According to an official source, both land and mobile telephone networks were cut due to the rains, briefly isolating Sharm el-Sheikh from the rest of the world.

A 22-year-old woman drowned in torrents that fell on the Safaga-Quseir highway along the Red Sea coast.

In North Sinai, another six people were killed by torrential flooding. According to eyewitnesses, a military jeep carrying two Israeli officers was swept away by the downpour.

In Alexandria, the seaport was temporarily closed due to bad weather conditions.

In the Upper Egyptian city of Aswan, meanwhile, electricity was cut for several hours, while nine people were reported killed in road accidents, including one British tourist. More than 40 homes and 57 high-tension electricity towers were also destroyed.

The Weather Forecast Authority has predicted that rain would continue to fall until Wednesday--with heavy winds and low temperatures--over the north coast, the delta and Cairo.

Translated from the Arabic Edition.


source: Torrential rains claim 17 lives countrywide | Al-Masry Al-Youm


*Tourist, two villagers die in weather-related accidents in Egypt*

Luxor, Egypt - A British tourist and two Egyptian women were killed in weather-related accidents in southern Egypt, police sources said Monday. The British tourist died when a sailboat overturned due to inclement weather on the Nile in Aswan in southern Egypt, the sources said. The victim's wife and two other tourists who were on the same boat survived. Meanwhile, two women were killed after heavy rain led to the collapse of houses made of mud brick in villages near Aswan.


source: Tourist, two villagers die in weather-related accidents in Egypt : Nature Environment


----------



## sungirl

This is just so awful.

I have seen the pictures and spoken to friends living there. They have never seen anything like it ever.

My friend's shops have been devastated, roof leaks, flooding, damaged stock and displays... He is so depressed as times have been tough enough recently in the tourist industry there.

I hope it all gets cleared up soon and that disruption to homes and businesses is minimal.

Thoughts with all of you there xx


----------



## josmiler05

To all sharmers,
What a horrible situation you have over there.
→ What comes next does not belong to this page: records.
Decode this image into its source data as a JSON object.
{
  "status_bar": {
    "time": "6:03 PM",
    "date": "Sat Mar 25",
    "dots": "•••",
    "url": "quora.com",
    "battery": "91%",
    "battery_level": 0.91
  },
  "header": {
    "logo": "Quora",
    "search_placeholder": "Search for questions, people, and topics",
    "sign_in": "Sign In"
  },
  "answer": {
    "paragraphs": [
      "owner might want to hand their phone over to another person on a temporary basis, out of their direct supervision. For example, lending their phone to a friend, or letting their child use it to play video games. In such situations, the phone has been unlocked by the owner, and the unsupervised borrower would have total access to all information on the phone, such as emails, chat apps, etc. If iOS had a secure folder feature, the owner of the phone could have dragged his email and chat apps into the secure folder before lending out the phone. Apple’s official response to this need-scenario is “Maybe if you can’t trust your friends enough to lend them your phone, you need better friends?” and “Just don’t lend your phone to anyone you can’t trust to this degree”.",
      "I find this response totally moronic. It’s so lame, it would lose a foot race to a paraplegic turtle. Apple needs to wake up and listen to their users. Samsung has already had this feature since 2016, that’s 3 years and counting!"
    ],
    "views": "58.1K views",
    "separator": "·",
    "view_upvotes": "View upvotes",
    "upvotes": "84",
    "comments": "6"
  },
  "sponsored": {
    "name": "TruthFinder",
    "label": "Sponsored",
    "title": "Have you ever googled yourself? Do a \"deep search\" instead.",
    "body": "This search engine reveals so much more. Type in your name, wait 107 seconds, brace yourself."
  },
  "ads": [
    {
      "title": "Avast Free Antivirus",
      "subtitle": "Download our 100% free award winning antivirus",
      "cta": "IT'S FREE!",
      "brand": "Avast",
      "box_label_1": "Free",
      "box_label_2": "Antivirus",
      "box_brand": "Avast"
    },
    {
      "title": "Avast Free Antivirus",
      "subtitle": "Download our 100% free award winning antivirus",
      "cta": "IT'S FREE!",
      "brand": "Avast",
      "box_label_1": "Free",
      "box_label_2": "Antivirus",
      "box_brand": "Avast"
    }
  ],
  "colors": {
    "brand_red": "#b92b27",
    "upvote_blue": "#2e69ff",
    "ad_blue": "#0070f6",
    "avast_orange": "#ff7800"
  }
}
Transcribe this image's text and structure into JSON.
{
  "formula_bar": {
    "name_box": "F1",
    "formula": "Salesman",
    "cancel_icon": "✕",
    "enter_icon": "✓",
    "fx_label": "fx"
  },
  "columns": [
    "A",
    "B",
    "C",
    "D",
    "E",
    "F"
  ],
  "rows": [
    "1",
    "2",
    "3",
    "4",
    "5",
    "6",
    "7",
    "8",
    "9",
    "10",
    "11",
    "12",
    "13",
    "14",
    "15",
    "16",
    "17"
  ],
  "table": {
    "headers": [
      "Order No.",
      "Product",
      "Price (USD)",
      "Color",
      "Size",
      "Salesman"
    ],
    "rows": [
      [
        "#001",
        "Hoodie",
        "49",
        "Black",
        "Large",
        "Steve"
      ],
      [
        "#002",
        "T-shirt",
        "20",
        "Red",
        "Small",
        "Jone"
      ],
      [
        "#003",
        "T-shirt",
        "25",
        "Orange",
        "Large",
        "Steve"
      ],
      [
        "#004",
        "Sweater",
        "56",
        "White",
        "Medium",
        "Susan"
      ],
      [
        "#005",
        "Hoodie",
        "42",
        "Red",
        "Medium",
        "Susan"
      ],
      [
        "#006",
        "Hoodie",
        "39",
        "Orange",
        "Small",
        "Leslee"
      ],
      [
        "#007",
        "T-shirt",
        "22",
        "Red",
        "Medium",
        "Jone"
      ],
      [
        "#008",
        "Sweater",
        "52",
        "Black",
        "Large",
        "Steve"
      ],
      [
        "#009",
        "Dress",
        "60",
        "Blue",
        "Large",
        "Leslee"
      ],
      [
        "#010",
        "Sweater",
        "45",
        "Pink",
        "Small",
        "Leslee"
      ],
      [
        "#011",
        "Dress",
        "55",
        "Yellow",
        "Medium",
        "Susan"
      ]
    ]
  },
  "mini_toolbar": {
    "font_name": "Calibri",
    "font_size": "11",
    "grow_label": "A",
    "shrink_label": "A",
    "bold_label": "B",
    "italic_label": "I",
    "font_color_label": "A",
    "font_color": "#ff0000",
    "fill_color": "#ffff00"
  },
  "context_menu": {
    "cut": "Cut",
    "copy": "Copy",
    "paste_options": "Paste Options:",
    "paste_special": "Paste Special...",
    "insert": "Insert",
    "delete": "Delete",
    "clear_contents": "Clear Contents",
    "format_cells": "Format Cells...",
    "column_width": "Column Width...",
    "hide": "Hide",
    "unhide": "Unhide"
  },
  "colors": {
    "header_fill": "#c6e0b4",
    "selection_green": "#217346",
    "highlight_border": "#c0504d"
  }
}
We have an apartment there...a friend said water has gone in but not too bad! I just feel so hopeless being in England when I would love to be able to help with the cities clean or just help in some way.
Thinking of you all.


----------



## GM1

another facebook link with pictures of Sharm: Login | Facebook


----------



## Sam

GM1 said:


> another facebook link with pictures of Sharm: Login | Facebook


Those photos are amazing, puts my amateur "mobile phone photography" to shame, lol.

I hadn't realised Old Market had been hit that hard, I thought Naama Bay was bad, but that was at least still accessible, just.

Things are getting back to normal now. A few roads are still under from pavement to pavement, but not over the pavements anymore and easily drivable with probably any car. I don't think there are any roads closed anymore (except maybe the Cairo Sharm road). 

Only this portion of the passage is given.